Abstract

On March 15,1934 a Parliamentary Act authorized the General Medical Chambers, a body incorporating all Polish physicians, to establish general rules of medical ethicAi. These rules governed medical conduct in Poland until 1950, when the Communist government dissolved the General Medical Chambers. From 1950 to 1989 the only medical organization in Poland tolerated by the Communist government was the Polish Medical Association, which included about 30% of the country's physicians. In 1967 this group produced the of Ethico-deontological principles of the Polish Physician which constituted a kind of code of medical ethics. This collection was a compromise between objective ethical principles and the demands of the Communist regime. For example, Principle 1 of the Collection stated that the physician had to observe the ethico-deontological principles obligatory in socialist society. During round-table talks in early 1989 with representatives of the Communist government, the Solidarity movement argued for the revival of autonomous medical organizations like the Medical Chambers. On May 17, 1989 an Act of Parliament re-established the group.
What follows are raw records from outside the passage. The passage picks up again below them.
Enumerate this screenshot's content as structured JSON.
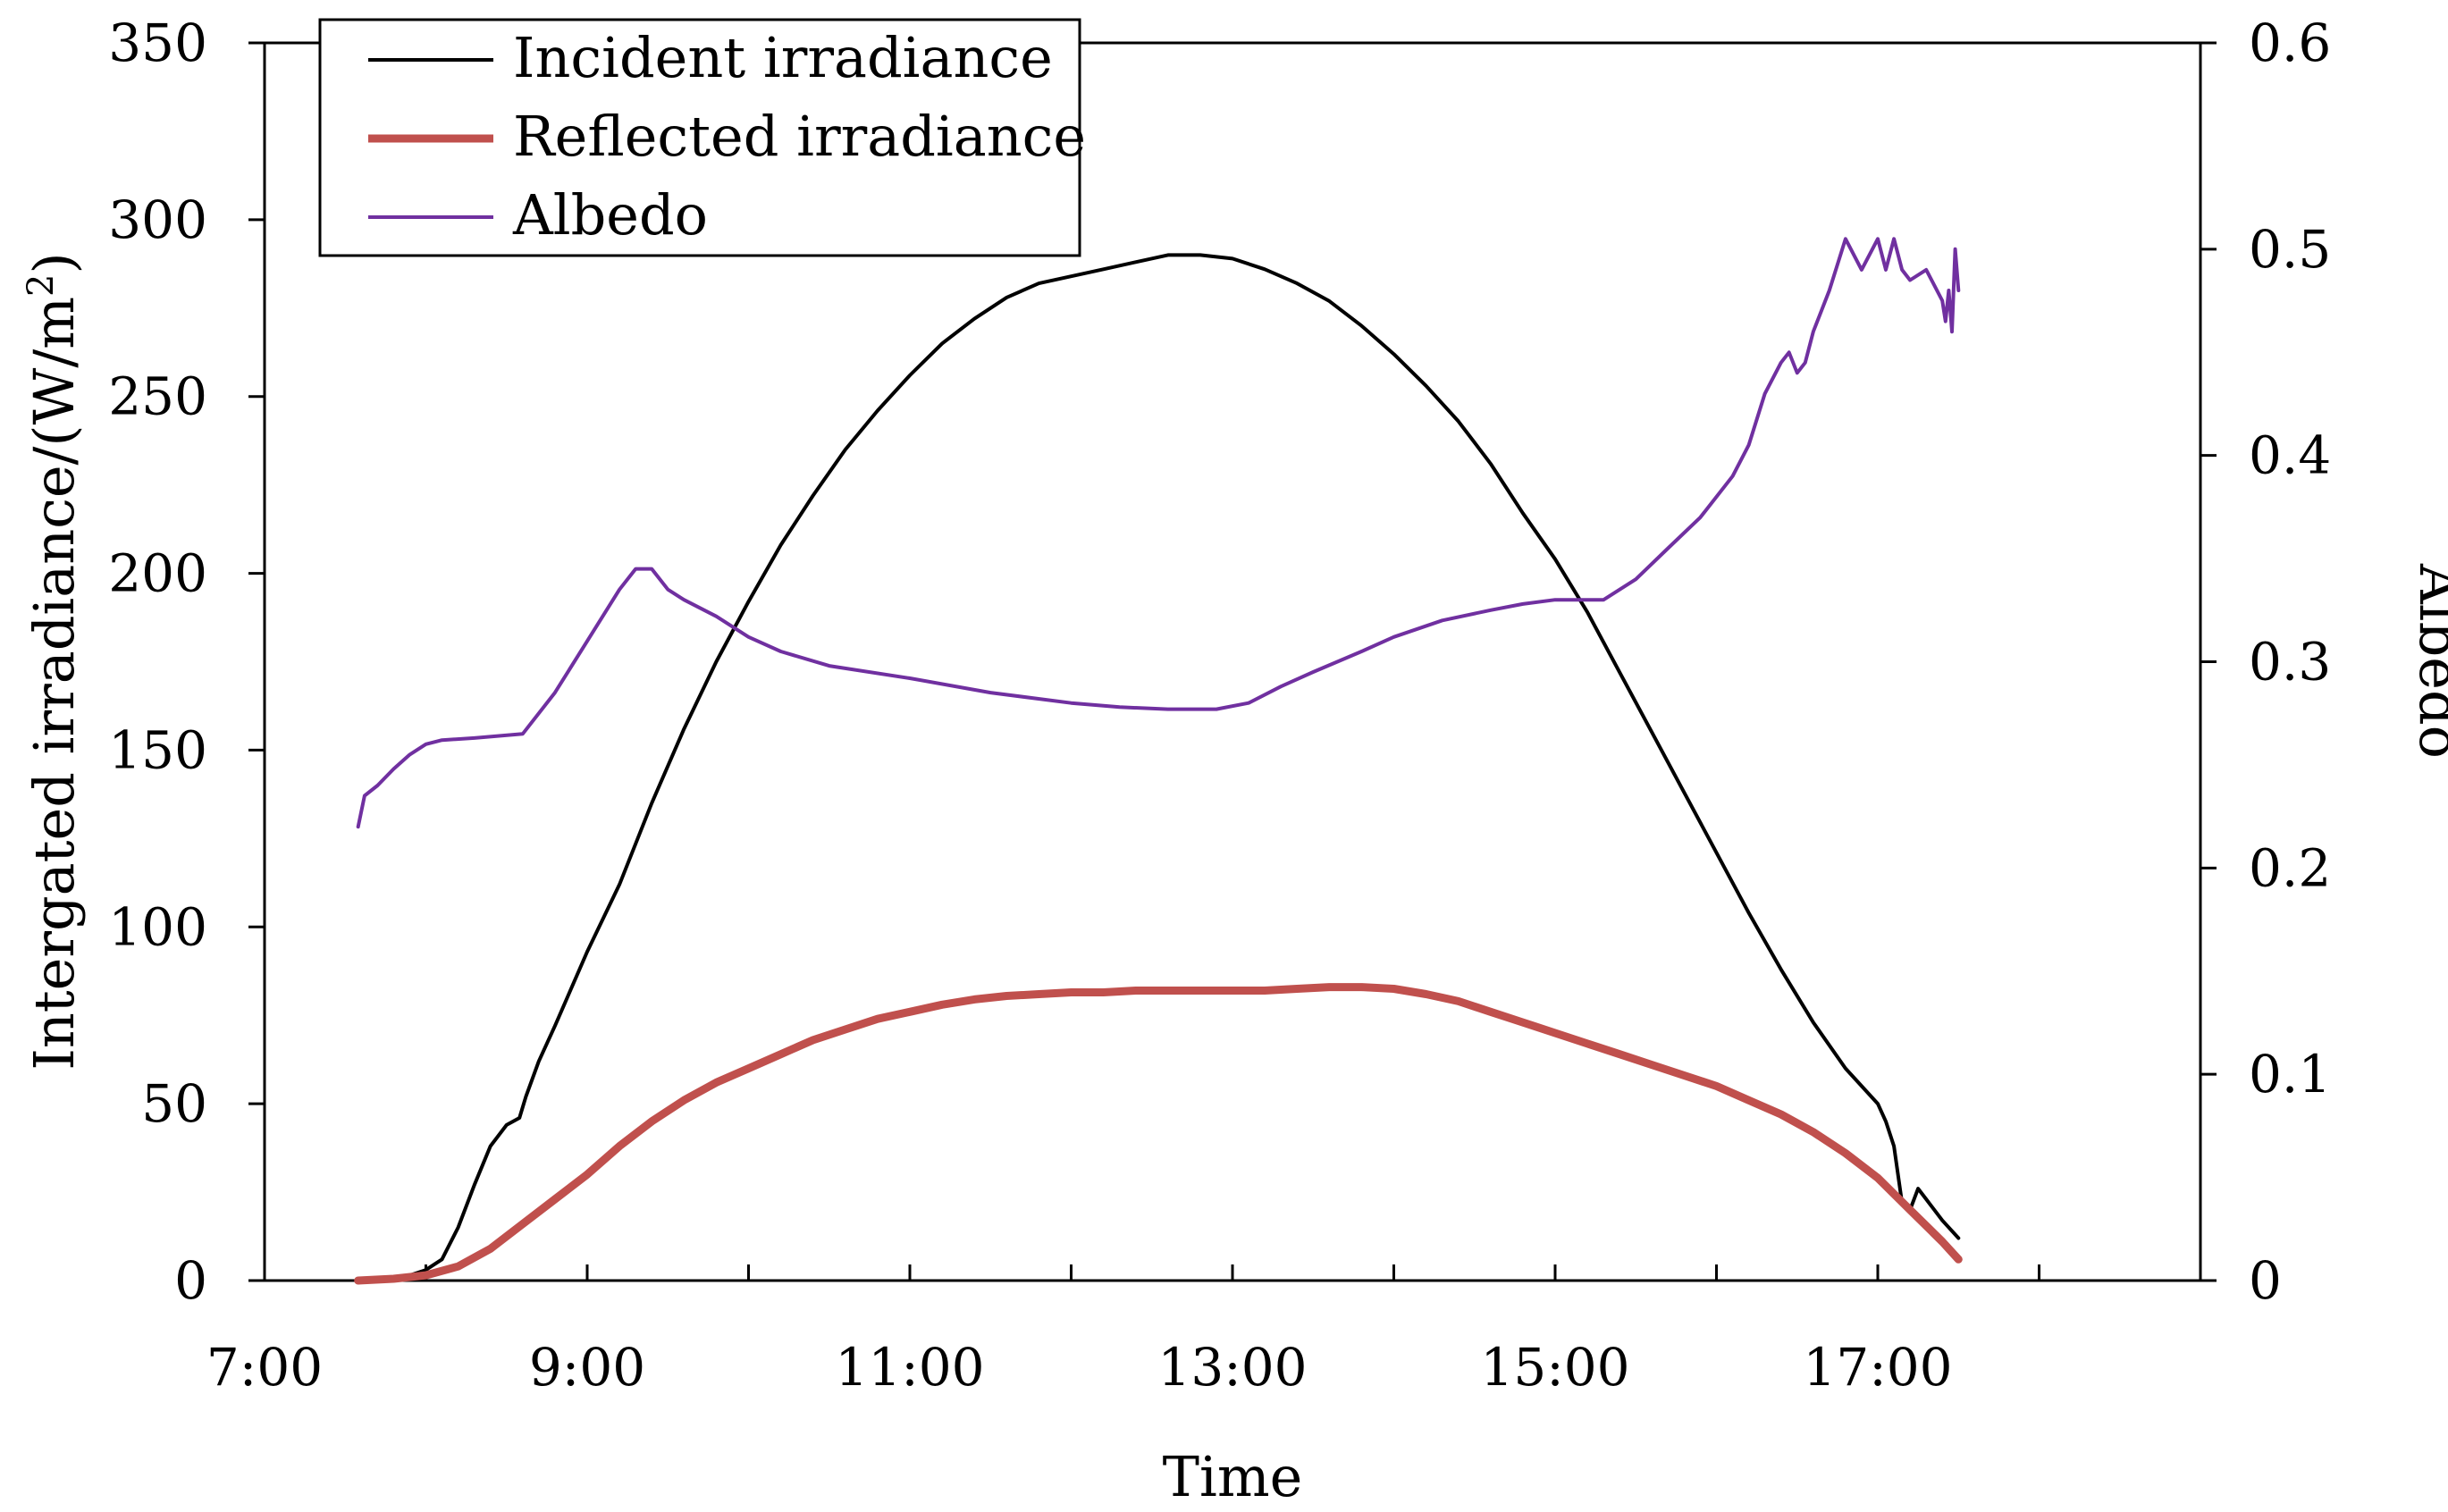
{
  "chart_data": {
    "type": "line",
    "xlabel": "Time",
    "ylabel_left": {
      "text": "Intergated irradiance/(W/m",
      "superscript": "2",
      "closing": ")"
    },
    "ylabel_right": "Albedo",
    "x_range_hours": [
      7,
      19
    ],
    "x_tick_hours": [
      7,
      9,
      11,
      13,
      15,
      17
    ],
    "x_tick_labels": [
      "7:00",
      "9:00",
      "11:00",
      "13:00",
      "15:00",
      "17:00"
    ],
    "ylim_left": [
      0,
      350
    ],
    "y_left_ticks": [
      "0",
      "50",
      "100",
      "150",
      "200",
      "250",
      "300",
      "350"
    ],
    "ylim_right": [
      0,
      0.6
    ],
    "y_right_ticks": [
      "0",
      "0.1",
      "0.2",
      "0.3",
      "0.4",
      "0.5",
      "0.6"
    ],
    "legend_position": "top-left",
    "series": [
      {
        "name": "Incident irradiance",
        "axis": "left",
        "color": "#000000",
        "x": [
          7.58,
          7.75,
          7.9,
          8.0,
          8.1,
          8.2,
          8.3,
          8.4,
          8.5,
          8.58,
          8.62,
          8.7,
          8.8,
          9.0,
          9.2,
          9.4,
          9.6,
          9.8,
          10.0,
          10.2,
          10.4,
          10.6,
          10.8,
          11.0,
          11.2,
          11.4,
          11.6,
          11.8,
          12.0,
          12.2,
          12.4,
          12.6,
          12.8,
          13.0,
          13.2,
          13.4,
          13.6,
          13.8,
          14.0,
          14.2,
          14.4,
          14.6,
          14.8,
          15.0,
          15.2,
          15.4,
          15.6,
          15.8,
          16.0,
          16.2,
          16.4,
          16.6,
          16.8,
          17.0,
          17.05,
          17.1,
          17.15,
          17.2,
          17.25,
          17.3,
          17.4,
          17.5
        ],
        "values": [
          0,
          0.5,
          1.5,
          3,
          6,
          15,
          27,
          38,
          44,
          46,
          52,
          62,
          72,
          93,
          112,
          135,
          156,
          175,
          192,
          208,
          222,
          235,
          246,
          256,
          265,
          272,
          278,
          282,
          284,
          286,
          288,
          290,
          290,
          289,
          286,
          282,
          277,
          270,
          262,
          253,
          243,
          231,
          217,
          204,
          189,
          172,
          155,
          138,
          121,
          104,
          88,
          73,
          60,
          50,
          45,
          38,
          22,
          20,
          26,
          23,
          17,
          12
        ]
      },
      {
        "name": "Reflected irradiance",
        "axis": "left",
        "color": "#c0504d",
        "x": [
          7.58,
          7.8,
          8.0,
          8.2,
          8.4,
          8.6,
          8.8,
          9.0,
          9.2,
          9.4,
          9.6,
          9.8,
          10.0,
          10.2,
          10.4,
          10.6,
          10.8,
          11.0,
          11.2,
          11.4,
          11.6,
          11.8,
          12.0,
          12.2,
          12.4,
          12.6,
          12.8,
          13.0,
          13.2,
          13.4,
          13.6,
          13.8,
          14.0,
          14.2,
          14.4,
          14.6,
          14.8,
          15.0,
          15.2,
          15.4,
          15.6,
          15.8,
          16.0,
          16.2,
          16.4,
          16.6,
          16.8,
          17.0,
          17.2,
          17.4,
          17.5
        ],
        "values": [
          0,
          0.5,
          1.5,
          4,
          9,
          16,
          23,
          30,
          38,
          45,
          51,
          56,
          60,
          64,
          68,
          71,
          74,
          76,
          78,
          79.5,
          80.5,
          81,
          81.5,
          81.5,
          82,
          82,
          82,
          82,
          82,
          82.5,
          83,
          83,
          82.5,
          81,
          79,
          76,
          73,
          70,
          67,
          64,
          61,
          58,
          55,
          51,
          47,
          42,
          36,
          29,
          20,
          11,
          6
        ]
      },
      {
        "name": "Albedo",
        "axis": "right",
        "color": "#7030a0",
        "x": [
          7.58,
          7.62,
          7.7,
          7.8,
          7.9,
          8.0,
          8.1,
          8.3,
          8.6,
          8.8,
          9.0,
          9.2,
          9.3,
          9.4,
          9.5,
          9.6,
          9.8,
          10.0,
          10.2,
          10.5,
          11.0,
          11.5,
          12.0,
          12.3,
          12.6,
          12.9,
          13.1,
          13.3,
          13.5,
          13.8,
          14.0,
          14.3,
          14.6,
          14.8,
          15.0,
          15.1,
          15.3,
          15.5,
          15.7,
          15.9,
          16.1,
          16.2,
          16.3,
          16.4,
          16.45,
          16.5,
          16.55,
          16.6,
          16.7,
          16.8,
          16.9,
          17.0,
          17.05,
          17.1,
          17.15,
          17.2,
          17.3,
          17.4,
          17.42,
          17.44,
          17.46,
          17.48,
          17.5
        ],
        "values": [
          0.22,
          0.235,
          0.24,
          0.248,
          0.255,
          0.26,
          0.262,
          0.263,
          0.265,
          0.285,
          0.31,
          0.335,
          0.345,
          0.345,
          0.335,
          0.33,
          0.322,
          0.312,
          0.305,
          0.298,
          0.292,
          0.285,
          0.28,
          0.278,
          0.277,
          0.277,
          0.28,
          0.288,
          0.295,
          0.305,
          0.312,
          0.32,
          0.325,
          0.328,
          0.33,
          0.33,
          0.33,
          0.34,
          0.355,
          0.37,
          0.39,
          0.405,
          0.43,
          0.445,
          0.45,
          0.44,
          0.445,
          0.46,
          0.48,
          0.505,
          0.49,
          0.505,
          0.49,
          0.505,
          0.49,
          0.485,
          0.49,
          0.475,
          0.465,
          0.48,
          0.46,
          0.5,
          0.48
        ]
      }
    ]
  }
}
The Act (article 33, part 1) also stipulated that the National Congress of Physicians, the legislative body of Medical Chambers, establish rules of medical ethics. The Act (article 15, part 1) also states that all practicing Polish physicians are obliged to observe these rules. When the revived Chambers began its work in January 1990, its governing body—the General Medical Council—created a Commission to prepare a draft of a medical ethics code. After a year and a half of work, the Commission completed its draft, which received preliminary acceptance by the General Medical Council.